Management of this patient’s granulomatous lesions over the last 12 months has included; twice weekly dressings, steroid injections, acetic acid washes, gentamicin washes, and most recently targeted cleaning and debridement with the help of the MolecuLight followed by operative debridement and application of BTM.

The MolecuLight is a point of care technology that uses bacterial fluorescence imaging to help nursing and medical team members identify bacterial contamination that facilitated targeted intervention including wound swabs and debridement (DaCosta et al. 2015). Novosorb™ Biodegradable Temporising Matrix (BTM) is a fully synthetic dermal scaffold for tissue repair, and contributes to stable, durable and flexible wound closure (Cheshire et al. 2016).
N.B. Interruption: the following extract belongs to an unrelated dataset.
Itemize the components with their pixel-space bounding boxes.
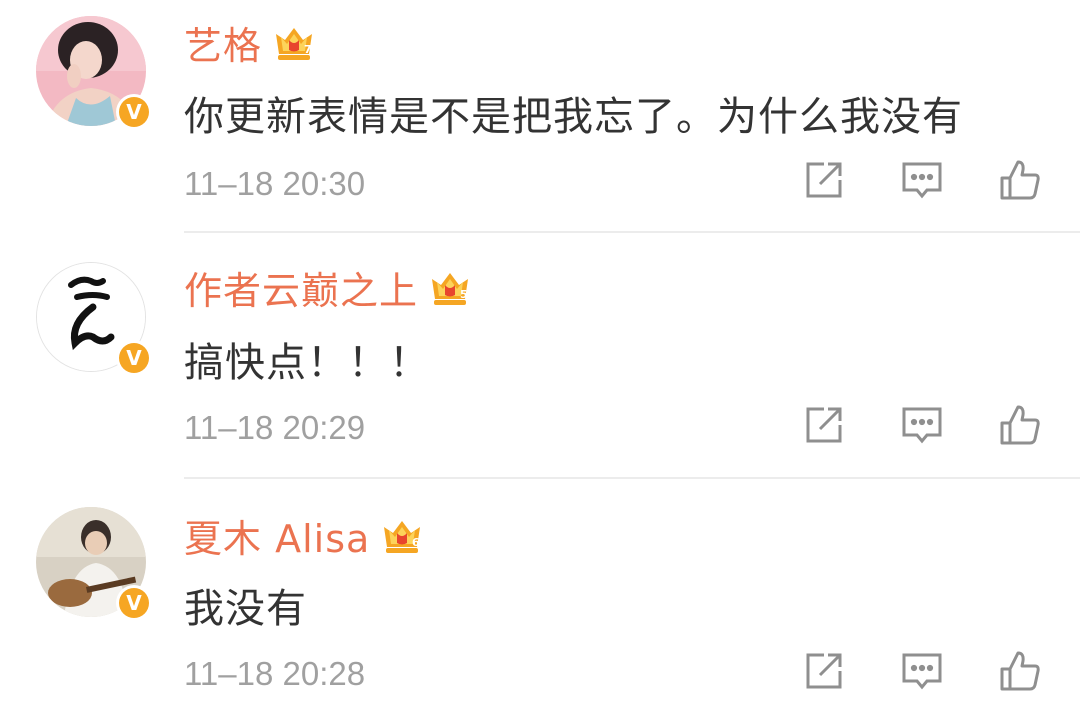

Together, these technologies have transformed the wound care management for this patient, including the reduced requirement for analgesia, sedation or anaesthetic for acetic acid washes. The wound care for this patient is ongoing and we hope to share our local experience of the management of this rare paediatric condition.

Reference List

Privette, ED, Ram, G, Treat, JR, Yan, AC & Heimall, JR 2014, ‘Healing of Granulomatous Skin Changes in Ataxia‐Telangiectasia After Treatment with Intravenous Immunoglobulin and Topical Mometasone 0.1% Ointment’, Pediatric Dermatology, vol. 31, no. 6, pp. 703-7.
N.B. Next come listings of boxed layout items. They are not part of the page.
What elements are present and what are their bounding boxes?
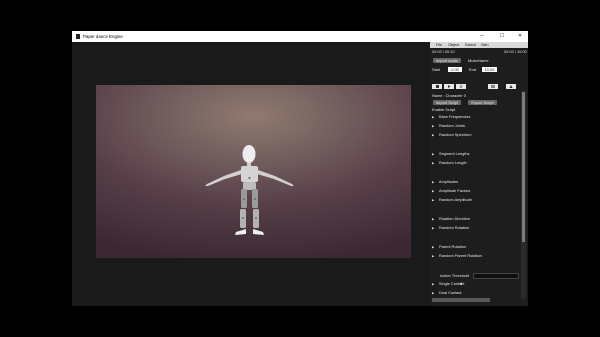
character-torso[interactable]: [241, 166, 258, 182]
param-row[interactable]: ▶ Amplitude Factors: [432, 188, 470, 194]
expand-arrow-icon[interactable]: ▶: [432, 114, 439, 120]
paper-character[interactable]: [96, 85, 411, 258]
param-row[interactable]: ▶ Random Joints: [432, 123, 465, 129]
end-label: End: [469, 67, 476, 72]
action-threshold-slider[interactable]: [473, 273, 519, 279]
expand-arrow-icon[interactable]: ▶: [432, 123, 439, 129]
character-right-foot[interactable]: [253, 229, 264, 235]
character-head[interactable]: [242, 145, 256, 163]
music-name: MusicName: [468, 58, 489, 63]
expand-arrow-icon[interactable]: ▶: [432, 216, 439, 222]
expand-arrow-icon[interactable]: ▶: [432, 253, 439, 259]
param-label: Rotation Direction: [439, 216, 470, 221]
start-field[interactable]: 0.00: [448, 67, 462, 72]
app-window: Paper dance Engine – ☐ ✕ File Object Dan…: [72, 31, 528, 306]
param-label: Random Amplitude: [439, 197, 472, 202]
param-label: Random Rotation: [439, 225, 470, 230]
expand-arrow-icon[interactable]: ▶: [432, 188, 439, 194]
stop-button[interactable]: [432, 84, 442, 89]
param-row[interactable]: ▶ Segment Lengths: [432, 151, 470, 157]
menu-bar: File Object Dance Skin: [430, 42, 528, 48]
horizontal-scrollbar[interactable]: [432, 298, 490, 302]
refresh-button[interactable]: [456, 84, 466, 89]
param-row[interactable]: ▶ Random Rotation: [432, 225, 469, 231]
title-bar: Paper dance Engine – ☐ ✕: [72, 31, 528, 42]
minimize-button[interactable]: –: [475, 31, 489, 42]
param-label: Amplitudes: [439, 179, 459, 184]
expand-arrow-icon[interactable]: ▶: [432, 244, 439, 250]
menu-dance[interactable]: Dance: [465, 42, 476, 48]
refresh-icon: [459, 85, 463, 88]
grid-button[interactable]: [488, 84, 498, 89]
current-time: 00:00 / 00:10: [432, 49, 455, 54]
param-row[interactable]: ▶ Random Spectrum: [432, 132, 471, 138]
joint-dot: [243, 198, 245, 200]
param-label: Random Spectrum: [439, 132, 472, 137]
enable-script-label[interactable]: Enable Script: [432, 107, 455, 112]
character-icon: [509, 85, 513, 88]
contact-row[interactable]: ▶ Dual Contact: [432, 290, 462, 296]
grid-icon: [491, 85, 495, 88]
menu-object[interactable]: Object: [448, 42, 459, 48]
import-audio-button[interactable]: Import Audio: [433, 58, 461, 63]
scene-viewport[interactable]: [72, 42, 430, 306]
param-label: Parent Rotation: [439, 244, 467, 249]
panel-scrollbar-thumb[interactable]: [522, 92, 525, 242]
action-threshold-label: Action Threshold: [440, 273, 470, 278]
param-row[interactable]: ▶ Parent Rotation: [432, 244, 466, 250]
maximize-button[interactable]: ☐: [495, 31, 509, 42]
app-icon: [76, 34, 80, 39]
start-label: Start: [432, 67, 441, 72]
stop-icon: [435, 85, 439, 88]
param-row[interactable]: ▶ Amplitudes: [432, 179, 458, 185]
character-left-foot[interactable]: [235, 229, 246, 235]
contact-label: Dual Contact: [439, 290, 462, 295]
close-button[interactable]: ✕: [513, 31, 527, 42]
total-time: 00:00 / 10:00: [504, 49, 527, 54]
expand-arrow-icon[interactable]: ▶: [432, 179, 439, 185]
joint-dot: [242, 217, 244, 219]
expand-arrow-icon[interactable]: ▶: [432, 197, 439, 203]
play-button[interactable]: [444, 84, 454, 89]
character-left-arm[interactable]: [205, 170, 242, 186]
import-script-button[interactable]: Import Script: [433, 100, 461, 105]
expand-arrow-icon[interactable]: ▶: [432, 290, 439, 296]
dance-stage[interactable]: [96, 85, 411, 258]
param-label: Random Length: [439, 160, 467, 165]
joint-dot: [248, 177, 251, 179]
window-title: Paper dance Engine: [83, 34, 123, 39]
expand-arrow-icon[interactable]: ▶: [432, 160, 439, 166]
menu-file[interactable]: File: [436, 42, 442, 48]
expand-arrow-icon[interactable]: ▶: [432, 132, 439, 138]
single-contact-check-icon[interactable]: ♥: [460, 281, 462, 286]
control-panel: File Object Dance Skin 00:00 / 00:10 00:…: [430, 42, 528, 306]
end-field[interactable]: 10.00: [482, 67, 497, 72]
param-label: Base Frequencies: [439, 114, 471, 119]
param-label: Amplitude Factors: [439, 188, 471, 193]
play-icon: [448, 85, 451, 88]
character-name: Name : Character 0: [432, 93, 466, 98]
param-row[interactable]: ▶ Random Length: [432, 160, 467, 166]
joint-dot: [254, 198, 256, 200]
param-label: Segment Lengths: [439, 151, 470, 156]
character-right-arm[interactable]: [257, 170, 294, 186]
param-label: Random Joints: [439, 123, 465, 128]
param-row[interactable]: ▶ Base Frequencies: [432, 114, 470, 120]
expand-arrow-icon[interactable]: ▶: [432, 225, 439, 231]
param-label: Random Parent Rotation: [439, 253, 482, 258]
menu-skin[interactable]: Skin: [481, 42, 489, 48]
character-button[interactable]: [506, 84, 516, 89]
param-row[interactable]: ▶ Random Parent Rotation: [432, 253, 482, 259]
joint-dot: [255, 217, 257, 219]
character-pelvis[interactable]: [243, 182, 256, 190]
param-row[interactable]: ▶ Random Amplitude: [432, 197, 472, 203]
expand-arrow-icon[interactable]: ▶: [432, 281, 439, 287]
param-row[interactable]: ▶ Rotation Direction: [432, 216, 470, 222]
expand-arrow-icon[interactable]: ▶: [432, 151, 439, 157]
export-script-button[interactable]: Export Script: [468, 100, 497, 105]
DaCosta, RS, Kulbatski, I, Lindvere-Teene, L, Starr, D, Blackmore, K, Silver, JI, Opoku, J, Wu, YC, Medeiros, PJ, Xu, W, Xu, L, Wilson, BC, Rosen, C & Linden, R 2015, ‘Point-of-Care Autofluorescence Imaging for Real-Time Sampling and Treatment Guidance of Bioburden in Chronic Wounds: First-in-Human Results’, PLoS ONE, vol. 10, no. 3.

Cheshire, PA, Herson, MR, Cleland, H & Akbarzadeh, S 2016, Artificial dermal templates: A comparative study of NovoSorb™ Biodegradable Temporising Matrix (BTM) and Integra ® Dermal Regeneration Template (DRT), 03054179.


Biography:

Dr Alicia Miers is a Registrar with the Paediatric Surgery, Urology, Burns and Trauma Unit at Queensland Children’s Hospital.